Media Studies Faculty Member Shannon Mattern Releases New Book on the History of Urban Media
How was media experienced in urban spaces before the digital technological revolution? Many people assume that the advent of digital media is where the history begins. But, as Media Studies faculty member Shannon Mattern reveals in her new book, cities have been sites of mediated communication for thousands of years.
Mattern acts as media archaeologist with Code and Clay, Data and Dirt: Five Thousand Years of Urban Media (University of Minnesota Press).
Going beyond the historical concepts of origins, development, revolutions, and the accomplishments of an elite few, Mattern leads readers through a historically and geographically broad range of stories and takes media archaeology to the city’s streets, revealing new ways to write our urban, media, and cultural histories.

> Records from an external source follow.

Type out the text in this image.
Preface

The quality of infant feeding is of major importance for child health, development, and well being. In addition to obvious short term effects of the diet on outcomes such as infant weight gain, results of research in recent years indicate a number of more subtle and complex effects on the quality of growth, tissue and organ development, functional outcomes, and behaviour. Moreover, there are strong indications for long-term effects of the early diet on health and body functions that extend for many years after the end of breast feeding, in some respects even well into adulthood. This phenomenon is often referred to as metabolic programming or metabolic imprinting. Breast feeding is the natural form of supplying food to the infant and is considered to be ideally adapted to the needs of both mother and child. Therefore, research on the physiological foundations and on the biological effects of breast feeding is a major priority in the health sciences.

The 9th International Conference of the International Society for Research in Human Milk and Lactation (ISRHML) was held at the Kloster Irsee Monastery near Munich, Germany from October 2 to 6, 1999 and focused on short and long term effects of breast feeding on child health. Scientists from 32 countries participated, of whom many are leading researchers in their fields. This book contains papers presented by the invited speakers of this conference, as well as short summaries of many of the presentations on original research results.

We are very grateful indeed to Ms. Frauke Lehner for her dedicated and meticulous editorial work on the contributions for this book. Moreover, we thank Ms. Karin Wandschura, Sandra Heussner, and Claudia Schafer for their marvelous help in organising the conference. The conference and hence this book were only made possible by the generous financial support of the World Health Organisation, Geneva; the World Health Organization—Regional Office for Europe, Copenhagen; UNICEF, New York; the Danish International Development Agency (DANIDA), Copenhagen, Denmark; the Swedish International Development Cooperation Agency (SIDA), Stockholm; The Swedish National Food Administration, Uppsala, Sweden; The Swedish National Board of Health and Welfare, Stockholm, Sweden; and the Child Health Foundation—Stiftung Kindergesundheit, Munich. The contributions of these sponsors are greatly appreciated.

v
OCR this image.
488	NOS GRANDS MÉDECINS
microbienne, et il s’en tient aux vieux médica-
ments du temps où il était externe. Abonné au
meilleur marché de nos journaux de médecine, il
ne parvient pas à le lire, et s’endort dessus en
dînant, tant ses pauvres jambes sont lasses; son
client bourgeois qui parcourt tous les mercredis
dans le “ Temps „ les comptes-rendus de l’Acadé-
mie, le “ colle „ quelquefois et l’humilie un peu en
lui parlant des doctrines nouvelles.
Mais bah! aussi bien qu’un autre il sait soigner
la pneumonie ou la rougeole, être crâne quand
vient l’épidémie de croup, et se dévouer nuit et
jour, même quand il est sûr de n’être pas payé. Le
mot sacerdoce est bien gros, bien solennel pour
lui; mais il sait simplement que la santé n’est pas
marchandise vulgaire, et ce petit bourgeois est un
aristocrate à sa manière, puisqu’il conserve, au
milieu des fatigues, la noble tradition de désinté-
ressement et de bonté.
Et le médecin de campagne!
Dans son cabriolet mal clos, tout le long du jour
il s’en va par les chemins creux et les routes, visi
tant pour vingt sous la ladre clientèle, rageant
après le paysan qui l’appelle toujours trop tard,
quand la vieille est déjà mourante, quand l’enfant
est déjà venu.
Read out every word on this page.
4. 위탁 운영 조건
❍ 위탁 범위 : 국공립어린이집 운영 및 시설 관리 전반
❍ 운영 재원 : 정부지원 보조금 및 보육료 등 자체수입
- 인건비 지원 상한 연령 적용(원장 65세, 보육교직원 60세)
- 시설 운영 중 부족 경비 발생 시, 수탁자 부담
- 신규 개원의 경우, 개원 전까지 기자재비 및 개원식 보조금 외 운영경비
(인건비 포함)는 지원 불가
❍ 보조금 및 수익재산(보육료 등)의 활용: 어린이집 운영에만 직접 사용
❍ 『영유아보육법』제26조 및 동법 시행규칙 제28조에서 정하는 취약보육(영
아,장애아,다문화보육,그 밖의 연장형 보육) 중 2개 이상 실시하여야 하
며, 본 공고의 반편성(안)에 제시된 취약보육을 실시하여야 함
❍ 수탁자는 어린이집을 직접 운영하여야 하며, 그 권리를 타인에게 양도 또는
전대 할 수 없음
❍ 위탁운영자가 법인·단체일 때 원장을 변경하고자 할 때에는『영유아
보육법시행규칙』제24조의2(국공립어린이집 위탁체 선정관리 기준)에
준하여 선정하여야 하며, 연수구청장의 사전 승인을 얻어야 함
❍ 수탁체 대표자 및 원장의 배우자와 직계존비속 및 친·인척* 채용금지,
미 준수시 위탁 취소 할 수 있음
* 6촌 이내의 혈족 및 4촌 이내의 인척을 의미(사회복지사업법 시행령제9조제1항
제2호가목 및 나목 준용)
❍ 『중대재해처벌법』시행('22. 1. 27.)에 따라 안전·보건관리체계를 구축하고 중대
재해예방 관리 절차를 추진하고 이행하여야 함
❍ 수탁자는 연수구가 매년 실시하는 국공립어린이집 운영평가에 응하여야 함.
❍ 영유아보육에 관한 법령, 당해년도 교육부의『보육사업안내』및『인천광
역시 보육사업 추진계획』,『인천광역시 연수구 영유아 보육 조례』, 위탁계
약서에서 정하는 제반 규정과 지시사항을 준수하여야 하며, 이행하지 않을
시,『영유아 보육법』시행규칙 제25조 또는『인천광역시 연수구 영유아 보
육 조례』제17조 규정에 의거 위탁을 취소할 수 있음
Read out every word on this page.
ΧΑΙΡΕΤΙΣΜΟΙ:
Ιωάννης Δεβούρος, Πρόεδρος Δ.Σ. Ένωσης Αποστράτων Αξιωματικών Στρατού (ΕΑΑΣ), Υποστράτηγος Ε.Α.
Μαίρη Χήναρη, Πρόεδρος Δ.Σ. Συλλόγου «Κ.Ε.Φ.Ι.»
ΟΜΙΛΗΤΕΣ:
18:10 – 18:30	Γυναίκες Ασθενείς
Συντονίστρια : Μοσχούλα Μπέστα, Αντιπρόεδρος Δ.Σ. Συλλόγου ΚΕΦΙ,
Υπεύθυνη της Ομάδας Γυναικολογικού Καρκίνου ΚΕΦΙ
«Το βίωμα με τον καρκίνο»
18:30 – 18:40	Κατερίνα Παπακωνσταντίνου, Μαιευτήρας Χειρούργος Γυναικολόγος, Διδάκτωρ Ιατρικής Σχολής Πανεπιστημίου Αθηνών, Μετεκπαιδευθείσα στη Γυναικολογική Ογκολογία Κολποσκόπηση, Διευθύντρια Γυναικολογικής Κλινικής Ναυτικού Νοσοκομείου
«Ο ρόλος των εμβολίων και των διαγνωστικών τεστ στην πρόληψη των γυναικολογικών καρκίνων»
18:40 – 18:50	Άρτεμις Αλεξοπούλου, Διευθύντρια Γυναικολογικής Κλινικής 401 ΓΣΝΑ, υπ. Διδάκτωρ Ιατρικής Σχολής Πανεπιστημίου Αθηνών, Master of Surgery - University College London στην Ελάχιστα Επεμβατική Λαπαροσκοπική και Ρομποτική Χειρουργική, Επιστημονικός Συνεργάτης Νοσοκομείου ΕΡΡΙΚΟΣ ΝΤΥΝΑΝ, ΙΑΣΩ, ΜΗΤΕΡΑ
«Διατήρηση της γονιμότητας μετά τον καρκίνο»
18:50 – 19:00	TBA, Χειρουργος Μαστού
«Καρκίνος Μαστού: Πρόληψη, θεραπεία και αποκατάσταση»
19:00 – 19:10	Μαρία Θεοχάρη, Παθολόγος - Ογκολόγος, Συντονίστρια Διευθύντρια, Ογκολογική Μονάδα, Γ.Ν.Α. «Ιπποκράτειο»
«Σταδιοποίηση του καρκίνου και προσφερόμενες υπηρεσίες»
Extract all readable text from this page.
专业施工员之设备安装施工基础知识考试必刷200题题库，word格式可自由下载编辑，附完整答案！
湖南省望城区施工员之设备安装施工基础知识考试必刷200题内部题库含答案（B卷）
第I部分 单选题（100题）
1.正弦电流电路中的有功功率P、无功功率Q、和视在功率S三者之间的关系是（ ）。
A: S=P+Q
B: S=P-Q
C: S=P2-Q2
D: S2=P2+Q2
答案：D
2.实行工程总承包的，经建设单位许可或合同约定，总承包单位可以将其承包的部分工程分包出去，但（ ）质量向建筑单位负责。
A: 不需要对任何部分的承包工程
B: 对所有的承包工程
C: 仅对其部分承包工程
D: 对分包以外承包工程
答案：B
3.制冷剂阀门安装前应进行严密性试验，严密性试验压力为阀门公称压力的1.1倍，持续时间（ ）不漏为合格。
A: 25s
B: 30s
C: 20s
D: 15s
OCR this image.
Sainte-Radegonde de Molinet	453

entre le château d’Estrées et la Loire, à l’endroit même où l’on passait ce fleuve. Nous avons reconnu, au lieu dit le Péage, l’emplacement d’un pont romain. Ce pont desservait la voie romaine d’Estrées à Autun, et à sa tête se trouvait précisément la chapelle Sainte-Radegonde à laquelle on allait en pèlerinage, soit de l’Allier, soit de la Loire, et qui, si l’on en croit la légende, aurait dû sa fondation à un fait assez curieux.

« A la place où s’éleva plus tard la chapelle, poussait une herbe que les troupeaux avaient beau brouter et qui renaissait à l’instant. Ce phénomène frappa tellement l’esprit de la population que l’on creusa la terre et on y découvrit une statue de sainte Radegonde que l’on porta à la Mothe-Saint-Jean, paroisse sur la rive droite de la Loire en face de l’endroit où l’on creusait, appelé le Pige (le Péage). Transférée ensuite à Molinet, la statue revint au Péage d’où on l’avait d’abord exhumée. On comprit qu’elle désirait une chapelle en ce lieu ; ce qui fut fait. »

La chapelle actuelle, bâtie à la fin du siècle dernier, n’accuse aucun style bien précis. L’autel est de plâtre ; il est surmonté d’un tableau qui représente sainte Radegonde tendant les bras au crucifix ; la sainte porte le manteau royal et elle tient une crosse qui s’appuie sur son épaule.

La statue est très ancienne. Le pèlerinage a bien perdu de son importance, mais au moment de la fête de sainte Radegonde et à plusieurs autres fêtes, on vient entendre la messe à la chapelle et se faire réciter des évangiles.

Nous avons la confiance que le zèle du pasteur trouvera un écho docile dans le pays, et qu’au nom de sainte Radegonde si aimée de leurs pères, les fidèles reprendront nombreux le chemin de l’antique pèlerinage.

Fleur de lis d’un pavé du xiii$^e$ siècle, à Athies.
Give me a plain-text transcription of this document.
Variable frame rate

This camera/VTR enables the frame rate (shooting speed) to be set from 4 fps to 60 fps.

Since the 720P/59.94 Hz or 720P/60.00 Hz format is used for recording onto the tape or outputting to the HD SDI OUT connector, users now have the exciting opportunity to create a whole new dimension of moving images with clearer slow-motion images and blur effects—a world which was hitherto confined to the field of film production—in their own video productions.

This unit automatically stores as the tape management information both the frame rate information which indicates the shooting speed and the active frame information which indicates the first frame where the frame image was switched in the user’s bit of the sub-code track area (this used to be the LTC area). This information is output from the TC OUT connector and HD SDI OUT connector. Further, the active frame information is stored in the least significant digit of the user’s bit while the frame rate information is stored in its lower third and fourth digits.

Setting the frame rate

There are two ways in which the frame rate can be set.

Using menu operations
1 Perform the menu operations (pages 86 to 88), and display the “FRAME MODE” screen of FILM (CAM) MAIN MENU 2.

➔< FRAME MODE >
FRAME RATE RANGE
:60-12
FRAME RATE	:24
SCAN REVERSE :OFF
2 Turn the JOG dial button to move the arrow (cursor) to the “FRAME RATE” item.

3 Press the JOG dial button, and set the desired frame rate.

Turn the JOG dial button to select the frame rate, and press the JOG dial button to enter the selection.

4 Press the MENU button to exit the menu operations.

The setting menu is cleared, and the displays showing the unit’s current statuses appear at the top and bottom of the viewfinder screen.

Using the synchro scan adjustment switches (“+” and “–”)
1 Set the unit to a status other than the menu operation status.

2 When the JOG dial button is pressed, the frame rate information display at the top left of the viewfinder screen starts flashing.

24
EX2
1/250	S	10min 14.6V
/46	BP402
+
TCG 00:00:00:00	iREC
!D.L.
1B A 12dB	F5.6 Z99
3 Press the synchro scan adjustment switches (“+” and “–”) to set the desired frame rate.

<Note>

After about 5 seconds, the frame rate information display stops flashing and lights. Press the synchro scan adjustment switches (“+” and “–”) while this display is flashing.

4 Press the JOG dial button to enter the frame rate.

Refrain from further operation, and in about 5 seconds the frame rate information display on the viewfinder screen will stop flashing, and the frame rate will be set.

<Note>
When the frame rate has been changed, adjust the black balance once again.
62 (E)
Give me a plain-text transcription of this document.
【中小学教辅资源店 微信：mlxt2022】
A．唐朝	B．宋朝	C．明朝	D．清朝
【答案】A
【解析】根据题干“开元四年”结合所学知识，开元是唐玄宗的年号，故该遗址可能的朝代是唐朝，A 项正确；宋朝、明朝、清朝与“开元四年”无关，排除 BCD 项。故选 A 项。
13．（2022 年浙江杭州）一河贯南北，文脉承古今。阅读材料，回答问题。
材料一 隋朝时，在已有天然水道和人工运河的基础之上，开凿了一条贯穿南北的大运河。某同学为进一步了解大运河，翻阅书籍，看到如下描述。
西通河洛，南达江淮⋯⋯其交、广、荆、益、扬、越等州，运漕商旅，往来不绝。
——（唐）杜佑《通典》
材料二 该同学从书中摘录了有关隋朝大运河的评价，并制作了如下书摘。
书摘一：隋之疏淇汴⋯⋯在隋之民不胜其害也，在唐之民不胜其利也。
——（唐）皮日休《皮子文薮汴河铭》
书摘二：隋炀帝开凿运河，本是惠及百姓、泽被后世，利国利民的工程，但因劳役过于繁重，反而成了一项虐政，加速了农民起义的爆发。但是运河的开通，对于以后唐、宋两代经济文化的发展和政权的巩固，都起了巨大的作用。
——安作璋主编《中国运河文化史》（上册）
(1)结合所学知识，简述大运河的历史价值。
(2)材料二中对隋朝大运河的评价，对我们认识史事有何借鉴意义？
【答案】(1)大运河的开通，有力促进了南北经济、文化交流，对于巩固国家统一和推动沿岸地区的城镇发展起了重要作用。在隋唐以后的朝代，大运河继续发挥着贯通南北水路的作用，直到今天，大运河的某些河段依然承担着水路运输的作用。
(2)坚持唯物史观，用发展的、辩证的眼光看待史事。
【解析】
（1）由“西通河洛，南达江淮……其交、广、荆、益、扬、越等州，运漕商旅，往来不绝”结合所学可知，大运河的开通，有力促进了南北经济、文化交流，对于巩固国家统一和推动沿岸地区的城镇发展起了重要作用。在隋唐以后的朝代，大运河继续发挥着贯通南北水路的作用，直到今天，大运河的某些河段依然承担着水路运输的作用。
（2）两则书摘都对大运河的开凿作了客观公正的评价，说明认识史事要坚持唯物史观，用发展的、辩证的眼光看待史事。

“I’ve always been interested in the ways in which our intellectual architectures — our ways of thinking, or of organizing concepts and classifying things — are made manifest in our built world: in the media objects, furniture, buildings, cities, and infrastructures we design and engineer,” Mattern says “Today, we’re hearing a lot about ‘smart’ objects, artificial intelligence, and sentient cities, but we don’t always stop to consider what epistemologies are implicit in those labels. I wanted to extend this line of questioning into other cultural contexts and time periods — to show that cities all around the world, and across history, have long embodied networked ‘smarts’ and forms of ‘ambient’ intelligence.”
Mattern is an Associate Professor of Media Studies at The New School for Public Engagement. In addition to Code and Clay, Data and Dirt: Five Thousand Years of Urban Media, she is also the author of The New Downtown Library: Designing with Communities, and Deep Mapping the Media City.